La sezione tedesca del carcere di Marassi, la IV, era diretta da Ernest Poikert, sostituito in seguito dal maresciallo Lassner. Nel carcere lavoravano due austriaci, Max Ablinger (n. Bogliaco, 1912) e Hans Janisch (vicinanze di Vienna, 1913). Entrambi questi funzionari avevano abbandonato gli studi a causa della crisi economica ed erano entrati nelle SS nel 1938.
Una visione d’insieme
Dalle poche notizie che si sono riuscite ad accumulare, si possono solo proporre delle ipotesi sul genere di personale e sul modo in cui era stato scelto. Innanzitutto bisogna sottolineare che, anche se i piani per l’invasione del paese erano pronti da tempo, la rete degli AK venne realizzata in poche settimane e molto probabilmente fu largamente improvvisata. Il fatto che Schmidt, secondo la sua testimonianza, fosse mandato a Milano il 9 settembre e il 25 dello stesso mese avesse stabilito il suo comando a Torino, permette di capire la fretta con la quale venivano prese le decisioni e con la quale venivano eseguiti gli ordini. Questa velocità probabilmente non permise una scelta del personale con metodi particolarmente ponderati. Schmidt dovette prendere ciò che aveva sottomano.
Per quanto riguarda i vertici, è evidente che si tratta di persone che erano state coinvolte direttamente e ai massimi livelli decisionali nella politica di distruzione degli ebrei. Wolff era nello staff personale di Himmler e aveva visto con i propri occhi l’esecuzione “dimostrativa” di Minsk. Harster era stato il responsabile delle deportazioni dall’Olanda. Rauff aveva ideato i camion a gas ed aveva lavorato nell’Einsatzkommando Afrika. Dannecker era stato il responsabile delle deportazioni dell’estate del 1942 dalla Francia.
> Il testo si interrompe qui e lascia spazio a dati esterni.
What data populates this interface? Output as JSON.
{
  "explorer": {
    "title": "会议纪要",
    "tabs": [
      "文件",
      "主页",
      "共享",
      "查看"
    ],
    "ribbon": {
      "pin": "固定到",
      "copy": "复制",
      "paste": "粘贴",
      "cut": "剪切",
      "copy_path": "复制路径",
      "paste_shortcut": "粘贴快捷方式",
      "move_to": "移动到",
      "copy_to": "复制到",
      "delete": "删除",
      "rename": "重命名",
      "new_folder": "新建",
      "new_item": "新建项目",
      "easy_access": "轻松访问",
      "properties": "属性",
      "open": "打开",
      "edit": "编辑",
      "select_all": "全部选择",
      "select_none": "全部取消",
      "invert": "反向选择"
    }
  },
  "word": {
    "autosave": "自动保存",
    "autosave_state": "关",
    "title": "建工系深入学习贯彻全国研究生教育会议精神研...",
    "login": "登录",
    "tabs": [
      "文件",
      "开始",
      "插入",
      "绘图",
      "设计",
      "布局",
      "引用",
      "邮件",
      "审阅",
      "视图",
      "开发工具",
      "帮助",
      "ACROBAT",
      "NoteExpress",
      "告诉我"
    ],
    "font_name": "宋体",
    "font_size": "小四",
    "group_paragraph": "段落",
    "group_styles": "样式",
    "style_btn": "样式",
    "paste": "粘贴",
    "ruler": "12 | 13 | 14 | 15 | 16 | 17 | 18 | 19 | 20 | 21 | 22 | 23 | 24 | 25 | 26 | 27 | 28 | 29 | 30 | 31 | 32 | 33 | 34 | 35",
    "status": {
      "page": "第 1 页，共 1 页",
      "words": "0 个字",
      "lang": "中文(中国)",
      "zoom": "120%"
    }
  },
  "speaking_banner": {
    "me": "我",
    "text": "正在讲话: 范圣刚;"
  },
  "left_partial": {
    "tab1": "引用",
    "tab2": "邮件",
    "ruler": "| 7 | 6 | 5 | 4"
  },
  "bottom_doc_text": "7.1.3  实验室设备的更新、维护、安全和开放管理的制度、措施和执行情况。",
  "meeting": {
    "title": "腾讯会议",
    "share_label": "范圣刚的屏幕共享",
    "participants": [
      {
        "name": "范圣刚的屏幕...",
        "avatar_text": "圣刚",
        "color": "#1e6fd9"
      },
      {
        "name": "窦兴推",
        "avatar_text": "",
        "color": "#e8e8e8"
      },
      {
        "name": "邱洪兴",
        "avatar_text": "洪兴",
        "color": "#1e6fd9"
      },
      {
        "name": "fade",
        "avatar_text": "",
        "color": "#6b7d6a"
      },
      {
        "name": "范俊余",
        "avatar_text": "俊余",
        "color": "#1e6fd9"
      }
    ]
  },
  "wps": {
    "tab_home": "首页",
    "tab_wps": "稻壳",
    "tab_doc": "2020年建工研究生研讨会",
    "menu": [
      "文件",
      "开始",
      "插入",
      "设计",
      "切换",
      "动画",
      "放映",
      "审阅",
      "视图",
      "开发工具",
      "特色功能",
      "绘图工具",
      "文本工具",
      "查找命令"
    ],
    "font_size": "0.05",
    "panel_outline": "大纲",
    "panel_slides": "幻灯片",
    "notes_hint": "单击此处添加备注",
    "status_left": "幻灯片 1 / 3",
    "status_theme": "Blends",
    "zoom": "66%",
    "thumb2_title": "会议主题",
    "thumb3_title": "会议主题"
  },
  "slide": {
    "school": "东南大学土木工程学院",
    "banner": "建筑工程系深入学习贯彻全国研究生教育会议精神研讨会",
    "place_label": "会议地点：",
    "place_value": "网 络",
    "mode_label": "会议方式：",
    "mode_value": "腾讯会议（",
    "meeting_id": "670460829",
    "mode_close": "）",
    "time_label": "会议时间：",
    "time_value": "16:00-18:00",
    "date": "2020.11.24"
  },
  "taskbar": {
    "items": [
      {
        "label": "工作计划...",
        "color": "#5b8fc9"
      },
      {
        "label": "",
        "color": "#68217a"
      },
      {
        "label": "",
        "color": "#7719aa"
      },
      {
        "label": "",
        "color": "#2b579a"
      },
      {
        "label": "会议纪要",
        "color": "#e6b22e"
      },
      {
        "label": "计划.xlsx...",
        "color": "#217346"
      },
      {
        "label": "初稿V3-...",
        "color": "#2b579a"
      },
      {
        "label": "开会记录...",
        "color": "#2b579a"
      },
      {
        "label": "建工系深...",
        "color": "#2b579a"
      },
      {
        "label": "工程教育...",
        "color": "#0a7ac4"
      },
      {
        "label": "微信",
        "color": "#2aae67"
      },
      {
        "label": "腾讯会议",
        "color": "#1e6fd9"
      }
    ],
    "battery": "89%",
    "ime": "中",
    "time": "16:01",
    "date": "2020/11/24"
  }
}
Boßhammer, ovviamente, anche se era stato fino a quel momento un “perpetratore da scrivania”, avendo lavorato soltanto nella sede centrale dello RSHA, aveva comunque approfondito la “questione ebraica”. Personale specializzato, sicuramente, ma che, anche se non si era sporcato le mani nei massacri di massa che avevano caratterizzato le operazioni mobili di sterminio in Urss, si trattava di personaggi paragonabili ai comandanti degli Einsatzgruppen all’inizio dell’operazione Barbarossa: “Qualunque fosse stata la posizione precedente, molti di questi ufficiali avevano fatto carriera attraverso lo SD di Heydrich. Tutti loro condividevano virtualmente la stessa visione ideologica relativamente agli ebrei, bolscevichi e slavi, e del futuro imperiale della Germania. Così come condividevano le stesse attitudini e la disposizione alla <<energica brutalità>>, spirito d’iniziativa e attivismo che erano le caratteristiche comuni dell’élite intellettuale delle SS.” <85
E’ molto probabile che i vari staff siano stati decisi dagli uomini sul campo, dato che si tratta di gente con una formazione piuttosto simile. Ad esempio Rauff scelse personalmente Alois Schmidt, o comunque fu lui a mandarlo a Torino. Schimdt, che era austriaco, si circondò a sua volta di tirolesi. Forse perché già li conosceva, o forse perché, essendo funzionari “di confine”, probabilmente parlavano, o almeno capivano, l’italiano. Lo stesso Rauff si era affidato in gran parte a tirolesi, probabilmente per gli stessi motivi di Schmidt.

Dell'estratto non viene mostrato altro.